Publication information
view printer-friendly version
Source: Medical News
Source type: journal
Document type: editorial
Document title: “Silent?”
Author(s): anonymous
Date of publication: 19 October 1901
Volume number: 79
Issue number: 16
Pagination: 623

 
Citation
“Silent?” Medical News 19 Oct. 1901 v79n16: p. 623.
 
Transcription
full text
 
Keywords
William McKinley (medical care: criticism: personal response).
 
Named persons
none.
 
Document

 

Silent?

     SILENCE may mean reserve, it may mean chagrin, it may mean confusion. The gentlemen who did not hesitate to criticise the President’s physicians and to offer post hoc suggestions as to what might have been done, have kept strangely silent for the last fortnight.

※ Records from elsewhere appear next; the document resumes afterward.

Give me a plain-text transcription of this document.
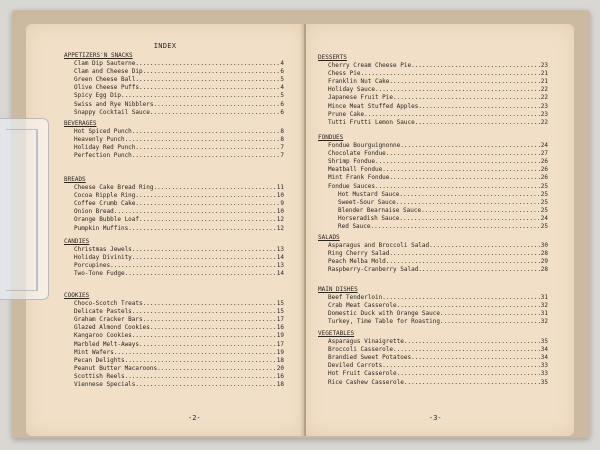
INDEX
-2-
APPETIZERS'N SNACKS
Clam Dip Sauterne .....	4
Clam and Cheese Dip .....	6
Green Cheese Ball .....	5
Olive Cheese Puffs .....	4
Spicy Egg Dip .....	5
Swiss and Rye Nibblers .....	6
Snappy Cocktail Sauce .....	6
BEVERAGES
Hot Spiced Punch .....	8
Heavenly Punch .....	8
Holiday Red Punch .....	7
Perfection Punch .....	7
BREADS
Cheese Cake Bread Ring .....	11
Cocoa Ripple Ring .....	10
Coffee Crumb Cake .....	9
Onion Bread .....	10
Orange Bubble Loaf .....	12
Pumpkin Muffins .....	12
CANDIES
Christmas Jewels .....	13
Holiday Divinity .....	14
Porcupines .....	13
Two-Tone Fudge .....	14
COOKIES
Choco-Scotch Treats .....	15
Delicate Pastels .....	15
Graham Cracker Bars .....	17
Glazed Almond Cookies .....	16
Kangaroo Cookies .....	19
Marbled Melt-Aways .....	17
Mint Wafers .....	19
Pecan Delights .....	18
Peanut Butter Macaroons .....	20
Scottish Reels .....	16
Viennese Specials .....	18
-3-
DESSERTS
Cherry Cream Cheese Pie .....	23
Chess Pie .....	21
Franklin Nut Cake .....	21
Holiday Sauce .....	22
Japanese Fruit Pie .....	22
Mince Meat Stuffed Apples .....	23
Prune Cake .....	23
Tutti Frutti Lemon Sauce .....	22
FONDUES
Fondue Bourguignonne .....	24
Chocolate Fondue .....	27
Shrimp Fondue .....	26
Meatball Fondue .....	26
Mint Frank Fondue .....	26
Fondue Sauces .....	25
Hot Mustard Sauce .....	25
Sweet-Sour Sauce .....	25
Blender Bearnaise Sauce .....	25
Horseradish Sauce .....	24
Red Sauce .....	25
SALADS
Asparagus and Broccoli Salad .....	30
Ring Cherry Salad .....	28
Peach Melba Mold .....	29
Raspberry-Cranberry Salad .....	28
MAIN DISHES
Beef Tenderloin .....	31
Crab Meat Casserole .....	32
Domestic Duck with Orange Sauce .....	31
Turkey, Time Table for Roasting .....	32
VEGETABLES
Asparagus Vinaigrette .....	35
Broccoli Casserole .....	34
Brandied Sweet Potatoes .....	34
Deviled Carrots .....	33
Hot Fruit Casserole .....	33
Rice Cashew Casserole .....	35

There have been no further confidences to the daily press concerning errors in judgment, nor slurs upon the attending surgeons, neither have there been any words of apology, nor any signs of appreciation that their attacks were uncalled for and out of keeping with the dignity of the profession.
     It is needless to say that the physicians of the State and country have stood by the President’s physicians and that they in turn have appreciated the united spirit of the medical press in condemning those who so unexpectedly and unwarrantably heaped criticisms upon them.
     Before the evidence was all in if praise was not forthcoming, silence would have been the more noble part, but since the oracles were so outspoken with such little data, why should they preserve silence now in the presence of the full report?